奴さんは、ちょっと多くて、117人ほど、女の子が扮する八乙女は、93人ほどです。

今年は、前回より30名ほど多いんですよ。

というのは、少子高齢化の影響で、人数が少ないと祭りにならないということで、外孫でもよいから参加してくれと呼びかけて、やっと30人ほど増えました(笑)

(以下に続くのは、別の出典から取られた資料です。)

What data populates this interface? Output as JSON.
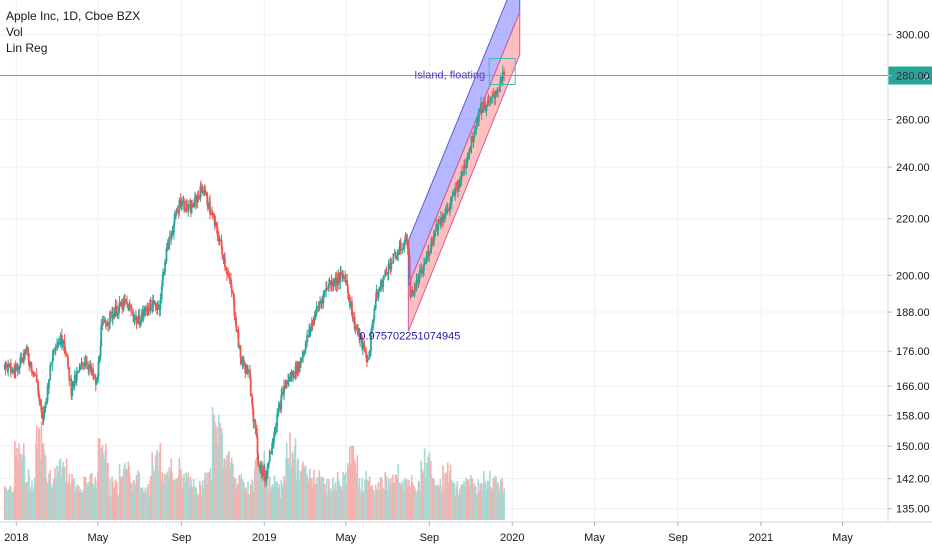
{
  "legend": {
    "symbol": "Apple Inc, 1D, Cboe BZX",
    "study_1": "Vol",
    "study_2": "Lin Reg"
  },
  "annotations": {
    "island_label": "Island, floating",
    "correlation_label": "0.975702251074945",
    "last_price": "280.02"
  },
  "colors": {
    "up": "#26a69a",
    "down": "#ef5350",
    "volume_up": "#a8d8d2",
    "volume_down": "#f6b0ae",
    "channel_upper": "#7b7bff",
    "channel_lower": "#ff8a8a",
    "price_line": "#40bfb0",
    "grid": "#eef0f3",
    "text": "#131722",
    "annotation_text": "#4a3fbf"
  },
  "chart_data": {
    "type": "candlestick",
    "title": "Apple Inc, 1D, Cboe BZX",
    "x_ticks": [
      "2018",
      "May",
      "Sep",
      "2019",
      "May",
      "Sep",
      "2020",
      "May",
      "Sep",
      "2021",
      "May"
    ],
    "x_tick_dates": [
      "2018-01-01",
      "2018-05-01",
      "2018-09-01",
      "2019-01-01",
      "2019-05-01",
      "2019-09-01",
      "2020-01-01",
      "2020-05-01",
      "2020-09-01",
      "2021-01-01",
      "2021-05-01"
    ],
    "y_axis_scale": "log",
    "y_ticks": [
      300,
      280,
      260,
      240,
      220,
      200,
      188,
      176,
      166,
      158,
      150,
      142,
      135
    ],
    "ylim": [
      132,
      318
    ],
    "series": [
      {
        "name": "Price",
        "points": [
          [
            "2017-12-15",
            172
          ],
          [
            "2017-12-29",
            170
          ],
          [
            "2018-01-15",
            176
          ],
          [
            "2018-01-31",
            168
          ],
          [
            "2018-02-09",
            156
          ],
          [
            "2018-02-26",
            178
          ],
          [
            "2018-03-12",
            180
          ],
          [
            "2018-03-23",
            165
          ],
          [
            "2018-04-13",
            174
          ],
          [
            "2018-04-30",
            166
          ],
          [
            "2018-05-07",
            183
          ],
          [
            "2018-05-25",
            188
          ],
          [
            "2018-06-11",
            191
          ],
          [
            "2018-06-29",
            185
          ],
          [
            "2018-07-16",
            190
          ],
          [
            "2018-07-31",
            190
          ],
          [
            "2018-08-10",
            208
          ],
          [
            "2018-08-31",
            227
          ],
          [
            "2018-09-14",
            223
          ],
          [
            "2018-10-03",
            232
          ],
          [
            "2018-10-24",
            215
          ],
          [
            "2018-11-02",
            207
          ],
          [
            "2018-11-16",
            193
          ],
          [
            "2018-11-27",
            174
          ],
          [
            "2018-12-10",
            169
          ],
          [
            "2018-12-24",
            146
          ],
          [
            "2019-01-03",
            142
          ],
          [
            "2019-01-15",
            153
          ],
          [
            "2019-01-31",
            166
          ],
          [
            "2019-02-22",
            172
          ],
          [
            "2019-03-15",
            186
          ],
          [
            "2019-04-05",
            197
          ],
          [
            "2019-04-30",
            200
          ],
          [
            "2019-05-13",
            185
          ],
          [
            "2019-06-03",
            173
          ],
          [
            "2019-06-14",
            192
          ],
          [
            "2019-07-01",
            202
          ],
          [
            "2019-07-31",
            213
          ],
          [
            "2019-08-05",
            193
          ],
          [
            "2019-08-23",
            202
          ],
          [
            "2019-09-13",
            218
          ],
          [
            "2019-09-30",
            224
          ],
          [
            "2019-10-18",
            236
          ],
          [
            "2019-10-31",
            248
          ],
          [
            "2019-11-15",
            265
          ],
          [
            "2019-11-29",
            267
          ],
          [
            "2019-12-13",
            275
          ],
          [
            "2019-12-20",
            280
          ]
        ]
      }
    ],
    "volume": {
      "name": "Vol",
      "relative_levels": [
        0.25,
        0.55,
        0.3,
        0.7,
        0.35,
        0.4,
        0.3,
        0.25,
        0.3,
        0.6,
        0.25,
        0.45,
        0.3,
        0.25,
        0.5,
        0.35,
        0.4,
        0.3,
        0.25,
        0.35,
        0.8,
        0.5,
        0.3,
        0.25,
        0.45,
        0.3,
        0.25,
        0.6,
        0.4,
        0.35,
        0.3,
        0.25,
        0.3,
        0.55,
        0.3,
        0.25,
        0.3,
        0.35,
        0.3,
        0.25,
        0.5,
        0.3,
        0.35,
        0.25,
        0.3,
        0.25,
        0.3,
        0.28
      ]
    },
    "regression_channel": {
      "name": "Lin Reg",
      "start": "2019-08-01",
      "end": "2020-01-12",
      "lower_start": 182,
      "upper_start": 212,
      "lower_end": 290,
      "upper_end": 335,
      "correlation": 0.975702251074945
    },
    "last_price": 280.02,
    "grid": true,
    "legend_position": "top-left"
  }
}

昔は、中学生、高校生も参加してましたけども、今は部活などで、なかなか参加がない。

今年も、小学生や、幼児などが多いですね。

高い技術を要する「投げ渡し」の所作

─苦労されるところはどのような部分でしょうか?

掛け声なんかは、子ども達はすぐ覚えるんですけどね。やっぱり動作ですかね。

投げ渡しにもルールがありますから。

基礎から、ずっと覚えてもらわないといけない。

これを、何回も何回も、繰り返して練習します。

青年になれば、もう少し早く覚えてもらえるので、8日間か9日間の練習をしています。

 

─行列の見どころ、ここを見てほしいというところはありますか?

櫛田宮の中に、琴の池という池があり、その池を渡る太鼓橋という橋があるんですね。

その橋の両端で、投げ渡しを行う、これが技術的にも難しく、見どころだと思います。

距離が離れていますからね、相当練習しないといけません。

写真を撮られるのも、そこがいいですよ。

 

 

─今後、締元行列を受け継いでいくにあたり、どのように取り組んでいきたいですか?

なんせ、距離が遠いですから。

くたびれて、道に座り込んだりする時もありますからね。

何とかがんばって、(そういう事がない様)厳しく指導しながら、今後も、後世に受け継いでいきたい思っています。

 

 

 

 

プロフィール画像

話者紹介

田原 新一(たばる しんいち)神埼2丁目区長

昭和15年、佐賀県神埼市生まれ。